Dès ce vendredi, la police pourra utiliser des caméras corporelles ("bodycams") ainsi que des caméras embarquées dans les véhicules ("dashcams") pour filmer leurs patrouilles et interventions. "Auparavant, l'utilisation des caméras était très limité et engendrait une lourde charge administrative", selon Nicholas Paelinck. "Lorsque vous deviez sécuriser une manifestation vous deviez renseigner l'usage des caméras à la commission de la protection de la vie privée et avoir l'accord de la police judiciaire ou du bourgmestre. Désormais, cet enregistrement devra être effectué uniquement la première fois."
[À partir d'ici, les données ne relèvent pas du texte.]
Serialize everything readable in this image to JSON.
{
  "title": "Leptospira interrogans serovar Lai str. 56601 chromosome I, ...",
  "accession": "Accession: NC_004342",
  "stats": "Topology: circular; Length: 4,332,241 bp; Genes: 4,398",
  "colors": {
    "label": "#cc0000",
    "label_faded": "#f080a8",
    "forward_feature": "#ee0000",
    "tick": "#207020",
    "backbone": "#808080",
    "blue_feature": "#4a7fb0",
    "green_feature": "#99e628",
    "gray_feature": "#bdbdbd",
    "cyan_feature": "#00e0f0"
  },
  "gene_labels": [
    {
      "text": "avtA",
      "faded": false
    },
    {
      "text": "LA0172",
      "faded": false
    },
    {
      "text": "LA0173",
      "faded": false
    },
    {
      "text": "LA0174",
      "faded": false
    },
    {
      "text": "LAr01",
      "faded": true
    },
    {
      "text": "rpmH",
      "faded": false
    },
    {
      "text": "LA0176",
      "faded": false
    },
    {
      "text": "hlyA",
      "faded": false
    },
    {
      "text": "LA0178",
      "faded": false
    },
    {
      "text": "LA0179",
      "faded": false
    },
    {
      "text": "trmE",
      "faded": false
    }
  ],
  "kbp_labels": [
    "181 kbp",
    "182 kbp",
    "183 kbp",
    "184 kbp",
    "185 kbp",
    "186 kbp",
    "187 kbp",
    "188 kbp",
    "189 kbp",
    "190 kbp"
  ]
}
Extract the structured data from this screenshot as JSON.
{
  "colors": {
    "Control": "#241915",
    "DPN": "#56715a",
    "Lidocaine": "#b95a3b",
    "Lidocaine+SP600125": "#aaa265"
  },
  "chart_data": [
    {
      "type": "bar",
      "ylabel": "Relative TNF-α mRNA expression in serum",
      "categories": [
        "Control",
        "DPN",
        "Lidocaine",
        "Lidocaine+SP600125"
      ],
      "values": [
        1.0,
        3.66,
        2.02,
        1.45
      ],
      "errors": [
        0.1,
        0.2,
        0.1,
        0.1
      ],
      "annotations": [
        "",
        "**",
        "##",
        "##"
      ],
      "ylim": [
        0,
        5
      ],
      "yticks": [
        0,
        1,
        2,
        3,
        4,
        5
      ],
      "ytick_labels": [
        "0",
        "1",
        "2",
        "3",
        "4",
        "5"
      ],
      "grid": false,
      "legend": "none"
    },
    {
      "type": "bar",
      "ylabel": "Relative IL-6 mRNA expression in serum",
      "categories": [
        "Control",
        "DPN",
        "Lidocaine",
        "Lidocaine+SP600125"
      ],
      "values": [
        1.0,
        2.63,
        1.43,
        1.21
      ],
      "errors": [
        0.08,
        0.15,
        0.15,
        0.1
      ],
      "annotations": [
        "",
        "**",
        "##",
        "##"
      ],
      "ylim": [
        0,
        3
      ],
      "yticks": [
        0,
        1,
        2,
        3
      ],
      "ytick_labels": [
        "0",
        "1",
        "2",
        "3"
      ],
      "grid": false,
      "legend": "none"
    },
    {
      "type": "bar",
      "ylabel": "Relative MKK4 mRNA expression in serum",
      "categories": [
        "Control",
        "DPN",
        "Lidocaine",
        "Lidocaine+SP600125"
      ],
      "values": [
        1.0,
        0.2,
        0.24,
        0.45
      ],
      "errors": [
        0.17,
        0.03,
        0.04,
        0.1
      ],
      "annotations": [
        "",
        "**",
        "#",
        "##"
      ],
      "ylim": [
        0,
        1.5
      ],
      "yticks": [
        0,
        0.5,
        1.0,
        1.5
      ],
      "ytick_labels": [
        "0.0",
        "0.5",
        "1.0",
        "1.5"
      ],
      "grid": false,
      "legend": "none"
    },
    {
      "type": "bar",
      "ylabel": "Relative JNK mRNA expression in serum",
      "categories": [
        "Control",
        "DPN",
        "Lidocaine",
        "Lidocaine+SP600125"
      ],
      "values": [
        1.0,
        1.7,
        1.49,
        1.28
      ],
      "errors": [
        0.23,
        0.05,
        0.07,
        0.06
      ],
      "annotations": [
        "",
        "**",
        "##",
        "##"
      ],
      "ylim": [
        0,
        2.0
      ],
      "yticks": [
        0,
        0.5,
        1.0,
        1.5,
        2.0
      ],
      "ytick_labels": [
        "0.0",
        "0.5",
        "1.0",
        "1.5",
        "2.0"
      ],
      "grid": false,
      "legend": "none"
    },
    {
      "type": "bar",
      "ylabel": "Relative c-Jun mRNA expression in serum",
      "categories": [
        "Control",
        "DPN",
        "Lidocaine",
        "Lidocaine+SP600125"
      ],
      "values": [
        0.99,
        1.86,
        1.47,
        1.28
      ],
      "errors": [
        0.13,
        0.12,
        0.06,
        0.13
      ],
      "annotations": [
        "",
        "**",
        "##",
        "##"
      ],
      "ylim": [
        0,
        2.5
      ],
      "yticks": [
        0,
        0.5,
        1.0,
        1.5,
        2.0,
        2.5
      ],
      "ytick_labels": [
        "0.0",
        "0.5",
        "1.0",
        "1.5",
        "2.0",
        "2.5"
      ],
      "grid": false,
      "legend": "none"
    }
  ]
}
Sur place, les agents restent toutefois tenus d'avertir si la caméra est allumée ou non. "Je sais que plusieurs organisations syndicales s'opposent à l'utilisation des caméras corporelles car elles y voient un moyen de contrôler les inspecteurs. Ce n'est pas ma vision." Nicholas Paelinck se réfère également à une étude du ministère britannique de l'Intérieur pour appuyer son propos. "Grâce à la caméra, les inspecteurs sont confrontés à moins de violence physique et verbale. En outre, les procès-verbaux sont plus précis et peuvent être confrontés aux images".